Documentaire animé sur l’esclavage infantile au Soudan, « Slavar » de Hanna Heilborn et de David Aronowitsh a remporté en 2009 le Prix Unicef ainsi que le prestigieux Cristal d’Annecy. À partir d’une interview, le court métrage retrace la triste histoire d’Abuk, 9 ans et de Machiek, 15 ans, anciens esclaves d’une milice militaire soudanaise.


JOUR 12 : El empleo, Santiago Bou Grasso, 2008, Argentine

Mêlant subtilement passivité du quotidien, individus-objets et sobriété du dessin, « El Empleo », de Santiago Grasso, est le tout premier film argentin primé à Annecy depuis la création du festival.

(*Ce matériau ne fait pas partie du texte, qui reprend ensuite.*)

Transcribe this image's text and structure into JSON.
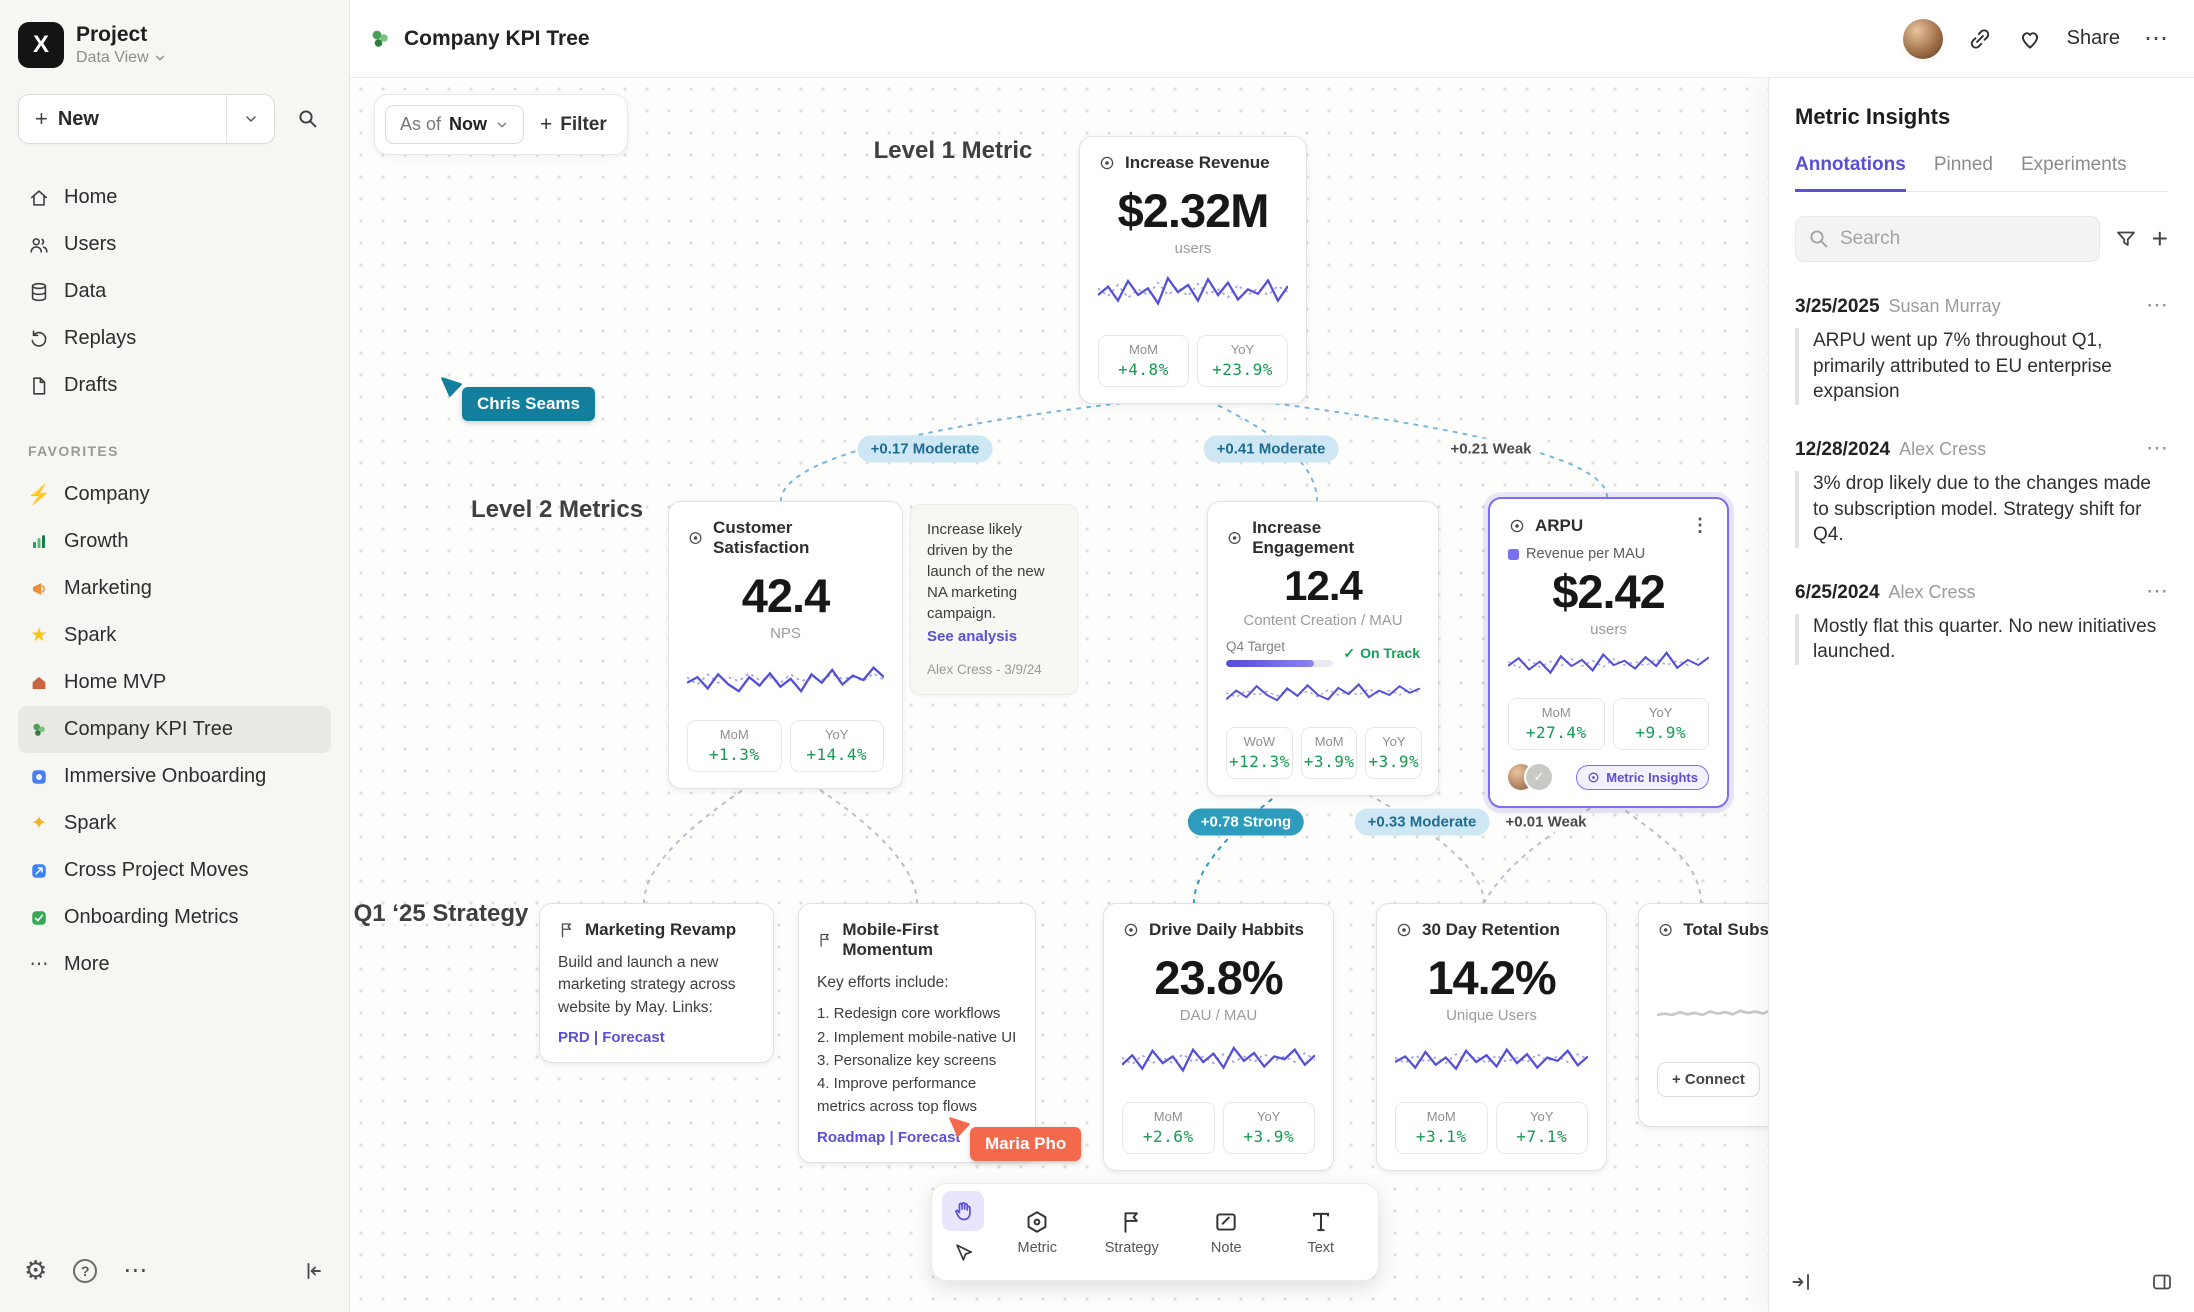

Prix Fipresci à Annecy en 2009, le film livre, entre critique sociétale et humour raffiné, un regard différent et original sur les notions de travail, de monde en crise et d’exploitation de l’homme par l’homme.


JOUR 11 : Western Spaghetti, PES, 2008, USA

Les spaghettis à la sauce tomate façon PES, dont les ingrédients secrets sont de la stop motion, un peu de magie, de l’humour et beaucoup d’imagination sauront ravir vos papilles. Avec l’aide de matériaux banaux que l’on trouve dans n’importe quelle maison, le réalisateur crée un plat hors du commun. Son insolite recette de pâtes, primée par le Public d’Annecy en 2009, ravira les gourmets de l’animation. Temps de dégustation : 1’45’’.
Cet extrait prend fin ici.